Investigações e pesquisas científicas são muito claras relativamente aos efeitos negativos, a curto e longo prazo, de deixarmos as casas frias com temperaturas baixas lá fora. Um estudo de 2016, publicado no Journal of Stroke and Cerebrovascular Diseases, analisou cerca de 170 mil internamentos nos EUA por acidente vascular cerebral e descobriu que ocorreram com mais frequência quando as temperaturas médias eram mais frias e também em momentos em que flutuaram significativamente.
No ano anterior, um estudo conduzido por investigadores alemães, e publicado no European Journal of Epidemiology, deu conta de que, para cada descida de 2,9 graus Celsius na temperatura em 24 horas, os derrames aumentaram 11 por cento. Para pessoas de risco, essa taxa foi ainda mais alta.
Já um estudo de 2018, que analisou cerca de 56 mil mortes por acidente vascular cerebral ao longo de uma década, em São Paulo, no Brasil, também descobriu que a descida das temperaturas pode aumentar o número de mortes por esta causa, principalmente entre pessoas com mais de 65 anos.
Quando as temperaturas descem, os vasos sanguíneos ficam mais finos, o que aumenta a pressão arterial, dificultando a circulação. Além disso, o sangue torna-se mais espesso, em parte devido a um aumento nos níveis de uma proteína sanguínea chamada fibrinogénio, produzida pelo fígado, que desempenha um papel importante na coagulação do sangue. Uma consequência possível dessas alterações é o desenvolvimento de um AVC ou de um ataque cardíaco.
Viver em casas frias também aumenta o risco de desenvolver infeções respiratórias e de sofrer quedas ou outras lesões devido a uma redução da força e da destreza perante baixas temperaturas e a uma redução da mobilidade em idosos, por exemplo, por haver necessidade de ter mais camadas de roupa vestidas.
À BBC, Dame Margaret Whitehead, professora de Saúde Pública na Universidade de Liverpool, no Reino Unido, explica que as baixas temperaturas afetam o próprio funcionamento do corpo. E refere que doentes com cancro e artrite, por exemplo, são particularmente sensíveis ao frio, assim como pessoas com dor crónica, em que os sintomas pioram consideravelmente se forem expostas a ambientes frios.

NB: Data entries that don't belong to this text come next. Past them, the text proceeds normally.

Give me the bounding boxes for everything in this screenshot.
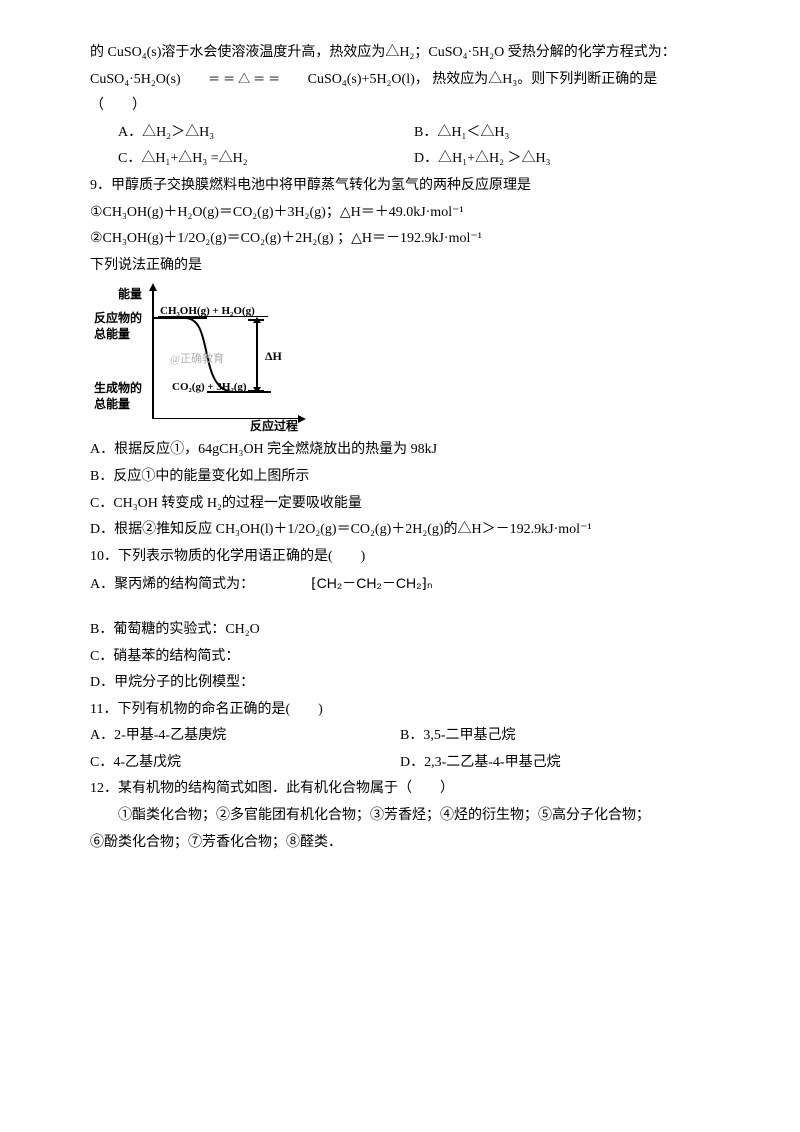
q8-line2: CuSO₄·5H₂O(s) ＝ ＝ △ ＝ ＝ CuSO₄(s)+5H₂O(l)…: [90, 67, 710, 94]
q8-opts-row1: A．△H₂＞△H₃ B．△H₁＜△H₃: [90, 120, 710, 147]
chart-y-title: 能量: [118, 283, 142, 306]
q10-stem: 10．下列表示物质的化学用语正确的是( ): [90, 544, 710, 571]
energy-chart: 能量 反应物的总能量 生成物的总能量 反应过程 CH₃OH(g) + H₂O(g…: [90, 283, 310, 433]
chart-arrow-up-icon: [149, 283, 157, 291]
q11-optC: C．4-乙基戊烷: [90, 750, 400, 777]
q10-optA: A．聚丙烯的结构简式为： ⁅CH₂－CH₂－CH₂⁆ₙ: [90, 570, 710, 599]
q8-optB: B．△H₁＜△H₃: [414, 120, 710, 147]
q11-optD: D．2,3-二乙基-4-甲基己烷: [400, 750, 710, 777]
q9-optA: A．根据反应①，64gCH₃OH 完全燃烧放出的热量为 98kJ: [90, 437, 710, 464]
q11-optA: A．2-甲基-4-乙基庚烷: [90, 723, 400, 750]
q10-optB: B．葡萄糖的实验式：CH₂O: [90, 617, 710, 644]
q11-stem: 11．下列有机物的命名正确的是( ): [90, 697, 710, 724]
chart-dh-arrow-up-icon: [253, 317, 261, 323]
chart-y-upper: 反应物的总能量: [94, 311, 142, 342]
q8-optA: A．△H₂＞△H₃: [118, 120, 414, 147]
q10A-text: A．聚丙烯的结构简式为：: [90, 577, 254, 592]
chart-watermark: @正确教育: [170, 349, 224, 370]
eq-right: CuSO₄(s)+5H₂O(l)， 热效应为△H₃。则下列判断正确的是: [308, 72, 658, 87]
q12-list1: ①酯类化合物；②多官能团有机化合物；③芳香烃；④烃的衍生物；⑤高分子化合物；: [90, 803, 710, 830]
q8-line1: 的 CuSO₄(s)溶于水会使溶液温度升高，热效应为△H₂；CuSO₄·5H₂O…: [90, 40, 710, 67]
q12-list2: ⑥酚类化合物；⑦芳香化合物；⑧醛类．: [90, 830, 710, 857]
q9-optB: B．反应①中的能量变化如上图所示: [90, 464, 710, 491]
q9-react2: ②CH₃OH(g)＋1/2O₂(g)＝CO₂(g)＋2H₂(g) ；△H＝－19…: [90, 226, 710, 253]
q9-optC: C．CH₃OH 转变成 H₂的过程一定要吸收能量: [90, 491, 710, 518]
q11-opts-row2: C．4-乙基戊烷 D．2,3-二乙基-4-甲基己烷: [90, 750, 710, 777]
q8-optD: D．△H₁+△H₂ ＞△H₃: [414, 146, 710, 173]
chart-arrow-right-icon: [298, 415, 306, 423]
q8-opts-row2: C．△H₁+△H₃ =△H₂ D．△H₁+△H₂ ＞△H₃: [90, 146, 710, 173]
page: 的 CuSO₄(s)溶于水会使溶液温度升高，热效应为△H₂；CuSO₄·5H₂O…: [0, 0, 800, 1132]
q9-stem: 9．甲醇质子交换膜燃料电池中将甲醇蒸气转化为氢气的两种反应原理是: [90, 173, 710, 200]
chart-y-lower: 生成物的总能量: [94, 381, 142, 412]
q9-optD: D．根据②推知反应 CH₃OH(l)＋1/2O₂(g)＝CO₂(g)＋2H₂(g…: [90, 517, 710, 544]
q9-prompt: 下列说法正确的是: [90, 253, 710, 280]
chart-axis-y: [152, 287, 154, 419]
chart-dh-bottom-tick: [248, 390, 264, 392]
chart-x-title: 反应过程: [250, 415, 298, 438]
q8-blank: （ ）: [90, 93, 710, 120]
spacer: [90, 599, 710, 617]
chart-bottom-label: CO₂(g) + 3H₂(g): [172, 377, 247, 398]
q11-opts-row1: A．2-甲基-4-乙基庚烷 B．3,5-二甲基己烷: [90, 723, 710, 750]
eq-left: CuSO₄·5H₂O(s): [90, 72, 181, 87]
chart-dh-line: [256, 319, 258, 391]
q12-stem: 12．某有机物的结构简式如图．此有机化合物属于（ ）: [90, 776, 710, 803]
q10-optC: C．硝基苯的结构简式：: [90, 644, 710, 671]
q10A-formula: ⁅CH₂－CH₂－CH₂⁆ₙ: [311, 575, 432, 591]
q9-react1: ①CH₃OH(g)＋H₂O(g)＝CO₂(g)＋3H₂(g)；△H＝＋49.0k…: [90, 200, 710, 227]
q10-optD: D．甲烷分子的比例模型：: [90, 670, 710, 697]
chart-dh-label: ΔH: [265, 345, 282, 368]
eq-arrow: ＝ ＝ △ ＝ ＝: [184, 68, 304, 91]
q11-optB: B．3,5-二甲基己烷: [400, 723, 710, 750]
q8-optC: C．△H₁+△H₃ =△H₂: [118, 146, 414, 173]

Mas não é só fisicamente que existe maior propensão a haver problemas em temperaturas mais baixas. Um estudo, publicado em outubro deste ano e que usou dados de uma amostra representativa de adultos no Reino Unido, concluiu que viver numa casa fria afeta significativamente a saúde mental, de várias maneiras.
De acordo com os investigadores, que acompanharam pessoas ao longo de vários anos e rastrearam os efeitos de ser incapaz de manter a sua casa aquecida, para muitas, os elevados custos necessários para aquecer uma casa tornam-se uma fonte de stress, porque cria-se a sensação de não há autonomia nem controlo financeiro. Além disso, estas pessoas tendem a isolar-se e deixam de convidar amigos para visitarem as suas casas, por estarem mais frias.
“Para pessoas que anteriormente não tinham problemas de saúde mental, as hipóteses de sofrimento mental grave duplicaram quando tinham uma casa fria, enquanto para aqueles que apresentavam alguns (mas não graves) sintomas de saúde mental, o risco triplicou. Encontrámos esses efeitos mesmo depois de termos em consideração muitos outros fatores associados à saúde mental”, escreveram os investigadores.